DGE : « contraventions apparentes » à Sudbury

Glenn Thibeault a été élu député provincial de Sudbury lors d’une partielle, le 5 février 2015. Archives, #ONfr

TORONTO – Le Directeur général des élections (DGE) de l’Ontario est d’avis que les actes de deux personnes d’influence au sein du Parti libéral dans le cadre d’une élection partielle à Sudbury « constituent des contraventions apparentes » à la loi électorale et il a signalé l’affaire au ministère du Procureur général. Du jamais vu dans la province.

FRANÇOIS PIERRE DUFAULT
fpdufault@tfo.org | @fpdufault

Le chien de garde des élections Greg Essensa juge à la lumière de « faits constatés » et d’« un examen de l’ensemble des transcriptions, enregistrements et documents pertinents », que deux organisateurs libéraux ont violé l’article 96.1 de la loi électorale lorsqu’ils ont fait miroiter « un emploi ou une nomination » à un ex-candidat à Sudbury dans le but de l’écarter du scrutin du 5 février.

L’article 96.1 de la loi électorale de l’Ontario stipule qu’il est interdit de « donner, procurer ou promettre ou convenir de procurer un poste ou un emploi dans le but d’inciter une personne à devenir candidat, à s’abstenir de devenir candidat ou à retirer sa candidature ».

Or, selon le DGE, les organisateurs libéraux Gerry Lougheed et Patricia Sorbara semblent avoir joué de leur influence pour inciter l’ex-candidat Andrew Olivier à ne pas briguer de nouveau l’investiture du parti et à céder le passage à autre candidat plus connu, Glenn Thibeault, dans les semaines qui ont précédé la récente élection partielle.

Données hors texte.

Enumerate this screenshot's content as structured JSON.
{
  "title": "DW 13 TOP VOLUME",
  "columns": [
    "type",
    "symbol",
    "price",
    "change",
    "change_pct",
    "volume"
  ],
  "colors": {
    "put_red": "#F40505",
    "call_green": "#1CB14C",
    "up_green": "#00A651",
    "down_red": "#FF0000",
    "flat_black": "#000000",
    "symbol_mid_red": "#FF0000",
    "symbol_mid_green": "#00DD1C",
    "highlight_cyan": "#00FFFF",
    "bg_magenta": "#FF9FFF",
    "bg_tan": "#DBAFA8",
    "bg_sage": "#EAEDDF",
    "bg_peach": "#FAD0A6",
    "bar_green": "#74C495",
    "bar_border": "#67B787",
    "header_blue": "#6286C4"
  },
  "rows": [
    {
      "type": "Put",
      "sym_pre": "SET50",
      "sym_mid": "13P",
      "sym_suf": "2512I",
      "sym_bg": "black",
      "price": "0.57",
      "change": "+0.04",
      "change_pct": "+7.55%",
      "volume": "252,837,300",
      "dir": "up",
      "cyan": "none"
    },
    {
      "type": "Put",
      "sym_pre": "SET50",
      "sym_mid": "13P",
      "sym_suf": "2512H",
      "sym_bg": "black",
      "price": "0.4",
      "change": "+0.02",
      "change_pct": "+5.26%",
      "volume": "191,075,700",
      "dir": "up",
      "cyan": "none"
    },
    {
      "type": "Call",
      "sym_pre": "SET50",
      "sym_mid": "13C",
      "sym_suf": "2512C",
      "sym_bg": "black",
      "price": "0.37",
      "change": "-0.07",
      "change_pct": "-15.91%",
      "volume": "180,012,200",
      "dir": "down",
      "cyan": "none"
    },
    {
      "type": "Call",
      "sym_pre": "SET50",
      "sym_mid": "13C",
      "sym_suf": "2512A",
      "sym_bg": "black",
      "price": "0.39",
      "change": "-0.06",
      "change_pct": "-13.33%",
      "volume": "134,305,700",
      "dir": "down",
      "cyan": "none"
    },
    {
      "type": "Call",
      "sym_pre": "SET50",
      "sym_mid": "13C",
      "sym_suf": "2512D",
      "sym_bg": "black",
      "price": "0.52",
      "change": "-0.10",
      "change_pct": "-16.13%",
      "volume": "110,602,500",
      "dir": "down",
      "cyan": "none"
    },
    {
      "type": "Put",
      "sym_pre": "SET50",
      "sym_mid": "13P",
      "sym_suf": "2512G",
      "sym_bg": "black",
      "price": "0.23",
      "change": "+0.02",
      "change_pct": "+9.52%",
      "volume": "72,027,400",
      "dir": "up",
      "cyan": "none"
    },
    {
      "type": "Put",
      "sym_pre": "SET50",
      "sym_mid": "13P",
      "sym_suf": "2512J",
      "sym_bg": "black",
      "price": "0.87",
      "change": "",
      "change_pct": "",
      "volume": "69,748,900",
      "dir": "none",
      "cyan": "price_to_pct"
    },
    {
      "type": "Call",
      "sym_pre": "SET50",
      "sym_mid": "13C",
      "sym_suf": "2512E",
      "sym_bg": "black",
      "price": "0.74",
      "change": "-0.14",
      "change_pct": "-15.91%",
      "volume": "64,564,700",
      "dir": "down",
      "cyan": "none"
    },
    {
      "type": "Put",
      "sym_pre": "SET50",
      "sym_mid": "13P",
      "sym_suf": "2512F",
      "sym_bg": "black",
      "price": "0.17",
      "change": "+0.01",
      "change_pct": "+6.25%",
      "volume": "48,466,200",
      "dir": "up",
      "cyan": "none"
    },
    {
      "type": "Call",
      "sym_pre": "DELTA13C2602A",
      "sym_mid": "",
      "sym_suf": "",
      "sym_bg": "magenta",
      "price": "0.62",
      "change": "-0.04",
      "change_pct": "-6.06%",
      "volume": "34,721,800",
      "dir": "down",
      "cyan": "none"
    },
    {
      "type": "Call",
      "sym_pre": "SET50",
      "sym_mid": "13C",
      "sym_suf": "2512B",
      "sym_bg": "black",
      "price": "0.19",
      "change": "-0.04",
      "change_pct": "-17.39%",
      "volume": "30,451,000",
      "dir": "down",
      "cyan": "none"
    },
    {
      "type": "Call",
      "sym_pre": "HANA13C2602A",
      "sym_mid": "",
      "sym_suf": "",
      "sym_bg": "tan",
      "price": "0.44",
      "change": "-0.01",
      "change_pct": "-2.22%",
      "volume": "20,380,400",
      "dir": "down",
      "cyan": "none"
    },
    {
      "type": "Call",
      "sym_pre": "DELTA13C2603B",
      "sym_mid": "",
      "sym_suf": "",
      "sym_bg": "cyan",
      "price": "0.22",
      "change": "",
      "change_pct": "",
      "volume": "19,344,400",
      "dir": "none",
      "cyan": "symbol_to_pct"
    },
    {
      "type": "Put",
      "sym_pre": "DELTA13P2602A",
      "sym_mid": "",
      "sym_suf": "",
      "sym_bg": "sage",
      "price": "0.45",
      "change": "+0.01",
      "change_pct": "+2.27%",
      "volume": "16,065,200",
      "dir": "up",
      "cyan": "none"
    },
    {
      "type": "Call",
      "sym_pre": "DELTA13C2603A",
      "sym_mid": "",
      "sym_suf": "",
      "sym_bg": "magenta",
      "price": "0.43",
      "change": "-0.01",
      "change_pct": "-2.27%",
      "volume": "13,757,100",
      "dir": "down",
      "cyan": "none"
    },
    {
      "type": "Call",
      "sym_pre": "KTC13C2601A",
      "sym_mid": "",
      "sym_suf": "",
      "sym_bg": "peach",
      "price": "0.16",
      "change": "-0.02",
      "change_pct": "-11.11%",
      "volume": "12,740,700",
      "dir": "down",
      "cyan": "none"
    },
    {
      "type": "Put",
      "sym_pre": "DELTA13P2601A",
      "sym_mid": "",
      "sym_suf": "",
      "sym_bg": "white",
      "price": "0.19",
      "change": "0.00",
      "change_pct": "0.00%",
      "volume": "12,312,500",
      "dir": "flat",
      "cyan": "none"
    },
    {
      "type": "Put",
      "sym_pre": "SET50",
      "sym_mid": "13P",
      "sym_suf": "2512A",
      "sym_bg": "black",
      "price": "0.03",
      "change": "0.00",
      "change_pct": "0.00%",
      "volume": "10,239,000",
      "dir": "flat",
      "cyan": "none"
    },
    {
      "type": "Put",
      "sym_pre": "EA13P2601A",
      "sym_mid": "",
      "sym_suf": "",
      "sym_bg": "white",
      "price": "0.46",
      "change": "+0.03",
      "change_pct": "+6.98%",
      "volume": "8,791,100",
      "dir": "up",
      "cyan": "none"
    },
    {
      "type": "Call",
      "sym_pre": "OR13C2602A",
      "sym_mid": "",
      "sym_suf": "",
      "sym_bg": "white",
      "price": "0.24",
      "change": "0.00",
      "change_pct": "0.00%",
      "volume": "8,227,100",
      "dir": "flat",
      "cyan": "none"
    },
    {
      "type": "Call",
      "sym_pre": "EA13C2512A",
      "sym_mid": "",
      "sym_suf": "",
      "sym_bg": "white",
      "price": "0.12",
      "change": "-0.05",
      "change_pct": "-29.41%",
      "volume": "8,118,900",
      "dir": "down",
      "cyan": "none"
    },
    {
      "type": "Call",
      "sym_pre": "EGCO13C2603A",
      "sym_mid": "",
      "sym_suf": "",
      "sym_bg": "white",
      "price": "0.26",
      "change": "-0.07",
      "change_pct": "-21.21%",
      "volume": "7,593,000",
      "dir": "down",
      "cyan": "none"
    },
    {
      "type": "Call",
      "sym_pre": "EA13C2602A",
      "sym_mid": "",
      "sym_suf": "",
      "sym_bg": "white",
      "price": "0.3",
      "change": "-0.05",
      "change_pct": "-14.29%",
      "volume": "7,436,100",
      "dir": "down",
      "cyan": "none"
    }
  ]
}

« Bien que je n’aie pas à peser des questions de crédibilité ou de l’équilibre des faits concurrents comme le ferait un juge, mon rôle non partisan dans la supervision de l’intégrité des élections provinciales signifie que je dois être convaincu qu’il y a plus que la simple probabilité d’une contravention avant de conclure que toute violation possible ait atteint le seuil d’être apparent », a précisé M. Essensa, le jeudi 19 février.

C’est finalement M. Thibeault qui a remporté l’élection partielle dans Sudbury avec 41% des voix. Candidat indépendant, M. Olivier récolté une troisième place avec 12% des suffrages.

Enquête de la police

Le DGE n’a aucun mandat d’intenter lui-même des poursuites. Il a donc soumis le dossier au ministère du Procureur général, pour que celui-ci décide s’il y a lieu ou non de renvoyer l’affaire à la police.

« J’ai été informée par mon sous-ministre que l’affaire a été référée à un procureur fédéral. Elle ne sera pas gérée par mon ministère. Nous voulons nous assurer qu’il y ait une séparation claire (entre le pouvoir politique et la poursuite) dans cette affaire », a déclaré à la presse Madeleine Meilleur, Procureure générale de l’Ontario, le 19 février.

Rappelons que la Police provinciale de l’Ontario (PPO) mène déjà une enquête sur une possible affaire de corruption dans le camp libéral à Sudbury et que ses conclusions préliminaires dans ce dossier rejoignent celles du DGE.

Gerry Lougheed est aussi président de la commission de police de Sudbury – une nomination de la province. Patricia Sorbara est la chef de cabinet adjointe de la première ministre Kathleen Wynne.

L’effet d’un électrochoc

Le rapport du DGE est tombé à peine cinq minutes avant le début de la période quotidienne de questions à Queen’s Park. Il a eu l’effet d’un électrochoc sur les délibérations déjà tendues des parlementaires depuis leur retour en chambre.

« Montrez-nous qu’il reste un peu d’intégrité dans ce gouvernement », a tonné le progressiste-conservateur John Yakabuski, réclamant du même souffle le limogeage des deux organisateurs libéraux ayant vraisemblablement contrevenu à la loi électorale. « Débarrassez-vous de ces deux pommes pourries », a renchéri son collègue Steve Clark, à l’origine d’une des plaintes au DGE et à la police.

« Il est temps que la première ministre fasse son mea culpa », a lancé la chef néo-démocrate Andrea Horwath, exigeant elle aussi la tête des Gerry Lougheed et Patricia Sorbara du moins qu’à la fin des procédures de la police et de la Couronne.

Le clan libéral, lui, a continué à défendre ses deux organisateurs contre les attaques frontales d’une opposition chauffée à bloc.

« Il n’y a pas d’accusation », a souligné Mme Meilleur à #ONfr.

La première ministre Kathleen Wynne a répété plusieurs fois devant la Législature qu’elle n’avait fait qu’exercer son droit politique de choisir M. Thibeault comme candidat à Sudbury, et qu’elle avait seulement cherché par la suite à garder M. Olivier « impliqué » dans son parti.